Snow-capped onion domes, troika rides, richly spiced glintwein; there are plenty of reasons to celebrate Christmas in St Petersburg. And that’s before you’ve even touched on its world-class museums, decadent dining and eclectic boutiques, perfect for some last minute Christmas shopping. From how to celebrate a Russian Orthodox Christmas to traditional food and drink, these are the Russian Christmas traditions to take note of on a festive trip to St Petersburg.
If you’re going to spend Christmas in St Petersburg, there’s one crucial thing you should know – it isn’t celebrated on 25th December. In Russia, as in many other Orthodox Christian countries, Christmas Day falls on 7th January, according to the Julian (rather than the Western Gregorian) calendar.

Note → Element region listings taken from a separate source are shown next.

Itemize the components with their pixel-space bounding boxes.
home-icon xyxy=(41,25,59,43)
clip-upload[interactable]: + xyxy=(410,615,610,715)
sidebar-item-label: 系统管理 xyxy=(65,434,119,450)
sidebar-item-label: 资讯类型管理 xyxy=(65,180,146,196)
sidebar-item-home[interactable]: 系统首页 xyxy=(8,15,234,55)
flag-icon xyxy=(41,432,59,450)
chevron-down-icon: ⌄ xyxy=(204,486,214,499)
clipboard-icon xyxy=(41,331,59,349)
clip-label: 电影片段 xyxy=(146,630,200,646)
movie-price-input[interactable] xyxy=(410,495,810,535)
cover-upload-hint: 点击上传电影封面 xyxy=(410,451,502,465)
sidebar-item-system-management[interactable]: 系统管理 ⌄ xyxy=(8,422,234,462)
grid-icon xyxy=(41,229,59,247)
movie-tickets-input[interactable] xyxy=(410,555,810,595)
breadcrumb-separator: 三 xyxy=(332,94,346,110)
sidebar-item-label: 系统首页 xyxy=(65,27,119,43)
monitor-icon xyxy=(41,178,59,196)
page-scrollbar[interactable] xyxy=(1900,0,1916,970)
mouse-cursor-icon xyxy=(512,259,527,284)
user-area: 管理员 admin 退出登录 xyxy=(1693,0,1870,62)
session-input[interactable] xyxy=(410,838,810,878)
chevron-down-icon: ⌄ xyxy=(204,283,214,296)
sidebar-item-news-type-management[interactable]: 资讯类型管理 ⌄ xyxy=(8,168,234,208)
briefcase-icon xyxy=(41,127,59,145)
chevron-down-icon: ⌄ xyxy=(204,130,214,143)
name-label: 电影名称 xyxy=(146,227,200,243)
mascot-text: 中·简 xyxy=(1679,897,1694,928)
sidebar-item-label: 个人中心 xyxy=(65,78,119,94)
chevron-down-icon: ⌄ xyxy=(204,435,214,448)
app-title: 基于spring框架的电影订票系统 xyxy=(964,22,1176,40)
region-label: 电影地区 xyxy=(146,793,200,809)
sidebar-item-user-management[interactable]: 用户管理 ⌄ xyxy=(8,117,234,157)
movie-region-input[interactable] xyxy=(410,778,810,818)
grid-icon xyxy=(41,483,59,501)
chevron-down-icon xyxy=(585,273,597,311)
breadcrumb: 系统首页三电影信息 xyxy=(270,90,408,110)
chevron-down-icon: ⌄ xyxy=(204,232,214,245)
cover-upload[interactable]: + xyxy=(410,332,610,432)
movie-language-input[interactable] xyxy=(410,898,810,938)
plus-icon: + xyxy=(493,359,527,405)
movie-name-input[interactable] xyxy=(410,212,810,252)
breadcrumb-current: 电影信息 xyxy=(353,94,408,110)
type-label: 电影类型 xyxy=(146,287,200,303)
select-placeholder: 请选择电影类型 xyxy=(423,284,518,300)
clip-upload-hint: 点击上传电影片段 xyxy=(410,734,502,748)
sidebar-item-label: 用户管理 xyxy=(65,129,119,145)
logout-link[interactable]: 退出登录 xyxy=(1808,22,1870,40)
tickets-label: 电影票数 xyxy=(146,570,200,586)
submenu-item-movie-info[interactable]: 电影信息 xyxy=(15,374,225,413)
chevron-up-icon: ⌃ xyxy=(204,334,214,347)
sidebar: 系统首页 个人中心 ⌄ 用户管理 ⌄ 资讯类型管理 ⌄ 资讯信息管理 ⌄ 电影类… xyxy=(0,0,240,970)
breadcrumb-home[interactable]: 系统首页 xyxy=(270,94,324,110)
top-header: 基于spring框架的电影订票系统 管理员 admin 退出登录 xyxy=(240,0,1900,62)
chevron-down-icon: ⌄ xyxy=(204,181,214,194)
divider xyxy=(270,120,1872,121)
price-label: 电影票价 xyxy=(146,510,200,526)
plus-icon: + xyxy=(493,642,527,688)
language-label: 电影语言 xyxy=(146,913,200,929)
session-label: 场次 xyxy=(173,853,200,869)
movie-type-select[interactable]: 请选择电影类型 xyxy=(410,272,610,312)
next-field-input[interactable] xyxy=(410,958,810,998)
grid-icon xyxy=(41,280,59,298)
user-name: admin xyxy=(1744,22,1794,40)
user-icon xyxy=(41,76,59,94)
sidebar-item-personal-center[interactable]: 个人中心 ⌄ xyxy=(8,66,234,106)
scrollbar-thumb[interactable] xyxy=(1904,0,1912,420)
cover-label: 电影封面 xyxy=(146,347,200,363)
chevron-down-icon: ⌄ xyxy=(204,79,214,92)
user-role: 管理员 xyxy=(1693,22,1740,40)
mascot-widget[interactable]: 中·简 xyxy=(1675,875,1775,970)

It’s also worth keeping in mind that Russian Christmas traditions are still something of a mixture of old and new. Back in 1917, the Soviets banned religious celebrations, directing the seasonal energies towards New Year’s Eve instead. Even today, many Russians consider New Year’s Eve the bigger seasonal celebration.
To channel the Russian Christmas spirit in St Petersburg, you could adhere to the traditional Russian Orthodox fast, which involves eating no meat or dairy for 40 days before Christmas. A shame when on holiday, but at least there’s an almighty feast to look forward to on Christmas Day. If seasonal fasting is not one of the Russian Christmas traditions you fancy experiencing, St Petersburg’s restaurants will have plenty of indulgent dishes to enjoy. From eccentric Russian fare such as “Lake Herring Under a Fur Coat” at Palkin (herring served with a potato foam and carrot sauce, topped with beetroot crisps) to an abundance of glintwein (Russian mulled wine) at the St Petersburg Christmas Market, there’s plenty of opportunity to indulge. Some other Russian foods that are traditionally eaten at Christmas include Kutia – a cooked porridge a little like rice pudding, served with poppy seeds, honey, nuts and dried or candied fruit – and Sauerkraut, often served with carrot and cranberries.
But for those looking to experience the most authentic Russian Christmas traditions, the Orthodox Church is still at the heart of the celebrations for many Russians. Traditional Russian Orthodox Christmas festivities take place on 7th January, with Christmas Mass and the breaking of the aforementioned fast being the two most important aspects of the day. St Petersburg’s grand Kazan Cathedral hosts a Russian Orthodox service on Christmas Day, which is always well attended. But for the less religiously inclined, a visit to the cathedral is still worth undertaking, if only to gaze up at the enormous Christmas tree outside.